The Redemption Arc Is Coming

March 8, 2022

When humans tell stories, they like to tell them with a redemption arc. A happy ending.

In fact, I learned in middle school that you can’t have a story without a conflict. The character starts out okay, goes through some sort of conflict with someone/something/themselves, and comes out on top — and boom, you’ve written a bestselling young adult novel. Without that conflict and then overcoming the conflict, the story would be boring.

But in reality, current life usually doesn’t feel like a moment you can tell with a happy ending. You feel stressed right now, or things aren’t going your way, or things just generally don’t have a happy ending. There’s no redemption arc.

In your current story, you started out doing okay, came into conflict with some sort of problem, and… you’re still there. The homework’s still piling up. You’re still lonely. Things don’t feel right.

So what I’d like to believe in moments (long stretches) like this is that you just find yourself at the bottom of a story you’ll tell one day. You’re just halfway through. You’re at the part where you come into contact with obstacles.

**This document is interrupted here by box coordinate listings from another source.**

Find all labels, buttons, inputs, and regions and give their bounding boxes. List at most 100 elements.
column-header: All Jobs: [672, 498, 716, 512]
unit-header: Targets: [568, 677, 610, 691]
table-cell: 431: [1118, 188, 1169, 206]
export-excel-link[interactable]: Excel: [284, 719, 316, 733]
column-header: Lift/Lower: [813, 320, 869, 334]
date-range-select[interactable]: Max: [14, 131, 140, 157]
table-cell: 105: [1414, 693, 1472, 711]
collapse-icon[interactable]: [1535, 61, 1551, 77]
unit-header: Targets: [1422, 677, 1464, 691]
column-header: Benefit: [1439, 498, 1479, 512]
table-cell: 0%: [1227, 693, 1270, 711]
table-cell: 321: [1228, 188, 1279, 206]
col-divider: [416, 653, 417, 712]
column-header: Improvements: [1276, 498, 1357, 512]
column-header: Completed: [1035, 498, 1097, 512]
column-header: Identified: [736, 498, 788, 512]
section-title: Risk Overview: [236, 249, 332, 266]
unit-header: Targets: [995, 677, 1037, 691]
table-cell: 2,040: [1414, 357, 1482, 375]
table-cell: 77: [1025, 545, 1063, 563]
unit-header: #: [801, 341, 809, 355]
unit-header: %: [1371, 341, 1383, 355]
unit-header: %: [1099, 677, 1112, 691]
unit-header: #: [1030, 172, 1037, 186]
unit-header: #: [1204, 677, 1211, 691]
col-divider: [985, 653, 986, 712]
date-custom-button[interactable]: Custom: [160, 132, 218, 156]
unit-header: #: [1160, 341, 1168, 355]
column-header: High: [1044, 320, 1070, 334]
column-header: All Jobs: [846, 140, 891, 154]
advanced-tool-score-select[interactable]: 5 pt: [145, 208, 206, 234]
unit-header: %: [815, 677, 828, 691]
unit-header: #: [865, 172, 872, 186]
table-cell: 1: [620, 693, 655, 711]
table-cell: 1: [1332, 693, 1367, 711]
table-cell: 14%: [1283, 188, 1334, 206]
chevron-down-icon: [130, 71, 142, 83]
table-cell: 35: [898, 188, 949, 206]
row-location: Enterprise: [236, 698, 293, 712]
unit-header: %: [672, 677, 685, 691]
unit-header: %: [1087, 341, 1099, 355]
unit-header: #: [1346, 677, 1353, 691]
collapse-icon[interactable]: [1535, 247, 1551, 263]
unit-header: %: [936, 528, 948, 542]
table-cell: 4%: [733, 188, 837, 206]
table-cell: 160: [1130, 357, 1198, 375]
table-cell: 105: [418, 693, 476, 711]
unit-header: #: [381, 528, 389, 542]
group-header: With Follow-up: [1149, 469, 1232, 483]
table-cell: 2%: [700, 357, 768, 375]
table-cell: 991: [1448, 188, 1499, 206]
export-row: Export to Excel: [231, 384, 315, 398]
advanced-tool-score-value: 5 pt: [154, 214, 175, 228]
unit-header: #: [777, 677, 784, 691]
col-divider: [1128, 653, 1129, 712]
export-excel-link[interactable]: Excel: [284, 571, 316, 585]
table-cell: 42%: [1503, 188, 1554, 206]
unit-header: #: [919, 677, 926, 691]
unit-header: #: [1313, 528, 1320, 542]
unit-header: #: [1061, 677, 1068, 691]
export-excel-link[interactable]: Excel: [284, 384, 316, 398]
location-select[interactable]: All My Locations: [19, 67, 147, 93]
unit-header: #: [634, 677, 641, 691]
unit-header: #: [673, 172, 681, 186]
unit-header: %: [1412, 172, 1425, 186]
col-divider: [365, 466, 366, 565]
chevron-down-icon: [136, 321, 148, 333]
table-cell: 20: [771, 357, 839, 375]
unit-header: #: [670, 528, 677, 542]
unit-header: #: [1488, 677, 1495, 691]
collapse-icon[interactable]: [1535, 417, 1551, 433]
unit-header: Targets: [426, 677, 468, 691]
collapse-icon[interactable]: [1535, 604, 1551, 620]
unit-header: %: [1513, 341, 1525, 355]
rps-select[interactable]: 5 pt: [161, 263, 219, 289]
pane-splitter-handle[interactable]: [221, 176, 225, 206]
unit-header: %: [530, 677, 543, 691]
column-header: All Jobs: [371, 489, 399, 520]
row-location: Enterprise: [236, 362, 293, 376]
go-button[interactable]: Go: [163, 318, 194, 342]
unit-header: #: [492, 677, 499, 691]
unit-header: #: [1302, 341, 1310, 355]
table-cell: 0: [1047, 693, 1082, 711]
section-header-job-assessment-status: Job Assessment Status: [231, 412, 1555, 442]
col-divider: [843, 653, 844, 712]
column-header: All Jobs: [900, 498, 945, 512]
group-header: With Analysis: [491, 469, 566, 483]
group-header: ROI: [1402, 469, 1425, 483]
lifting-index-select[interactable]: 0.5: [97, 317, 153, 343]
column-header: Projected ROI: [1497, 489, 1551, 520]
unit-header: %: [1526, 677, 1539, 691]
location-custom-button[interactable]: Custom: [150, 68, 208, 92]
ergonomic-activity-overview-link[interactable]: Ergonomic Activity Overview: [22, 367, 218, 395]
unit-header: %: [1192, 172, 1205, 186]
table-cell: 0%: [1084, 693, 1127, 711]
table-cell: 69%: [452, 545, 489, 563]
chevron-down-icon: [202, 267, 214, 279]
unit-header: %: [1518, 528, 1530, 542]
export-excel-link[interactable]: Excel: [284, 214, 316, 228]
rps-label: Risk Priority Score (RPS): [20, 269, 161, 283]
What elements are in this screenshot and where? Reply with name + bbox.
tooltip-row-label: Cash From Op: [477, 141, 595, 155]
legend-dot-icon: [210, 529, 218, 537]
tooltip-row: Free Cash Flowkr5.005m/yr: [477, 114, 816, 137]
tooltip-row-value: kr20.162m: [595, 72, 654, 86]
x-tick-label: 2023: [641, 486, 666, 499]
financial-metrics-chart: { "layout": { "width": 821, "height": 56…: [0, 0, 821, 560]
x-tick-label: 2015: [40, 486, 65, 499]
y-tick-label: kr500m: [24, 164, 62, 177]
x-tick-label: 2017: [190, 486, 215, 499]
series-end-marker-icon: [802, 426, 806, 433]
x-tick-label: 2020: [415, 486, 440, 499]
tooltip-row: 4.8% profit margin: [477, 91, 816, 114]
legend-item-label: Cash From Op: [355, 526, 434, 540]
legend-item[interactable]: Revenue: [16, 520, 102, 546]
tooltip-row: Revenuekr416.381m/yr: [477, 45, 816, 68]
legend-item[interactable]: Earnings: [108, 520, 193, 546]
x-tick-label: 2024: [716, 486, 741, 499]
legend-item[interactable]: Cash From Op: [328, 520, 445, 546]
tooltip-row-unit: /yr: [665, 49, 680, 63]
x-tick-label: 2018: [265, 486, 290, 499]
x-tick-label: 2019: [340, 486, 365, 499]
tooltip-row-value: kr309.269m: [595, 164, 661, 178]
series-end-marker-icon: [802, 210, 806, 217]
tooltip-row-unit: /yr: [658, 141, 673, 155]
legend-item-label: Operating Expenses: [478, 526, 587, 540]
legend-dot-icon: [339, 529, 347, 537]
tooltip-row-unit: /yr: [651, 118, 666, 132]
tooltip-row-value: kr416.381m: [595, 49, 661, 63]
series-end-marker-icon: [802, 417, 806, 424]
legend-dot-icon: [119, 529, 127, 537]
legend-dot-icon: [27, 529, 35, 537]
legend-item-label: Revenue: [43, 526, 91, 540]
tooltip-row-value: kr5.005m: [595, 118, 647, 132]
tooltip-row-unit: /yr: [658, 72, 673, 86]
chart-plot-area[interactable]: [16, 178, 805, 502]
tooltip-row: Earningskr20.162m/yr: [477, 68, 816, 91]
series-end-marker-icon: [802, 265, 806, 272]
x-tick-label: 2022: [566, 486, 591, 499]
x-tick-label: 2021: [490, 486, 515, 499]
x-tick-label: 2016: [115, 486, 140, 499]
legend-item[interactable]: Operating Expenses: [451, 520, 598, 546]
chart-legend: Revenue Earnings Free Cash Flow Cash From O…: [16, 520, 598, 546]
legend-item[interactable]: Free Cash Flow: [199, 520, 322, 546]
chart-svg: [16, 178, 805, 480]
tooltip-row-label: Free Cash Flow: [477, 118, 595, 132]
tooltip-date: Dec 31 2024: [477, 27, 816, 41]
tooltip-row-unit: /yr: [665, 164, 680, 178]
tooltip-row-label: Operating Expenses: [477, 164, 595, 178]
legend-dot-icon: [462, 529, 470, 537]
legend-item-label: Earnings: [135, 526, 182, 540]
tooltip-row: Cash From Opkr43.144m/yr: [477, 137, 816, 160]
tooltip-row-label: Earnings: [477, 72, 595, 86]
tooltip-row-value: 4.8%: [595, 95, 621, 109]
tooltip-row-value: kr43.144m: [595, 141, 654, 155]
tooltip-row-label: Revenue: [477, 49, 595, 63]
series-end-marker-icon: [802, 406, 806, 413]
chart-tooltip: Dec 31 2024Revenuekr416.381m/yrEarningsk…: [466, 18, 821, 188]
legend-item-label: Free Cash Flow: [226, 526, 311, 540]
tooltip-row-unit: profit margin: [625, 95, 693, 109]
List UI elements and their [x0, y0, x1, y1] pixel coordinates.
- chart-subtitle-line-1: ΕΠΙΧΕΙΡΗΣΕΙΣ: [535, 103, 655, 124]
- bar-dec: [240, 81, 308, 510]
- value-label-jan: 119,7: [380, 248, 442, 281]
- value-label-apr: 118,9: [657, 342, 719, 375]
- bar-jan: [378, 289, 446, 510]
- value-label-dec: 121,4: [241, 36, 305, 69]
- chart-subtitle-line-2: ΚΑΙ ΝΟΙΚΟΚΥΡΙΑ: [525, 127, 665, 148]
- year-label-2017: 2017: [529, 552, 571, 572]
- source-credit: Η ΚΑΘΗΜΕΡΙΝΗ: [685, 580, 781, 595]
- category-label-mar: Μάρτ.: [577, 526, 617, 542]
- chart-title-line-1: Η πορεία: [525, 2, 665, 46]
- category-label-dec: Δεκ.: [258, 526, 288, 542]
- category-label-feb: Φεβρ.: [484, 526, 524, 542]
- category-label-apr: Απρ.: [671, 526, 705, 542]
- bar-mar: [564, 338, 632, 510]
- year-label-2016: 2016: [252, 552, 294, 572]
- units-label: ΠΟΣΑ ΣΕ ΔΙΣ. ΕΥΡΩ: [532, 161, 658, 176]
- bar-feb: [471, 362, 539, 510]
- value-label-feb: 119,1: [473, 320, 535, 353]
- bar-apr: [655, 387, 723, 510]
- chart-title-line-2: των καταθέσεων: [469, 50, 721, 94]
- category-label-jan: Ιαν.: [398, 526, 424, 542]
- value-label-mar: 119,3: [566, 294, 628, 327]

This will be a story you tell people one day — about how that class was a goddamn struggle but you made it and you’re happy it’s over now, or that you really didn’t know what you were gonna do in the summer after freshman year but you eventually figured it out and everything went okay. Or even that you never found something solid to do in the summer after your freshman year, but after college things ended up working out anyway.

If you zoom out far enough, there will always be a redemption arc. When times aren’t good, they won’t stay that way forever. You’re just going through the conflict in this story.

But given enough time, things always get better. And eventually, you’ll be able to tell this story with a happy ending too.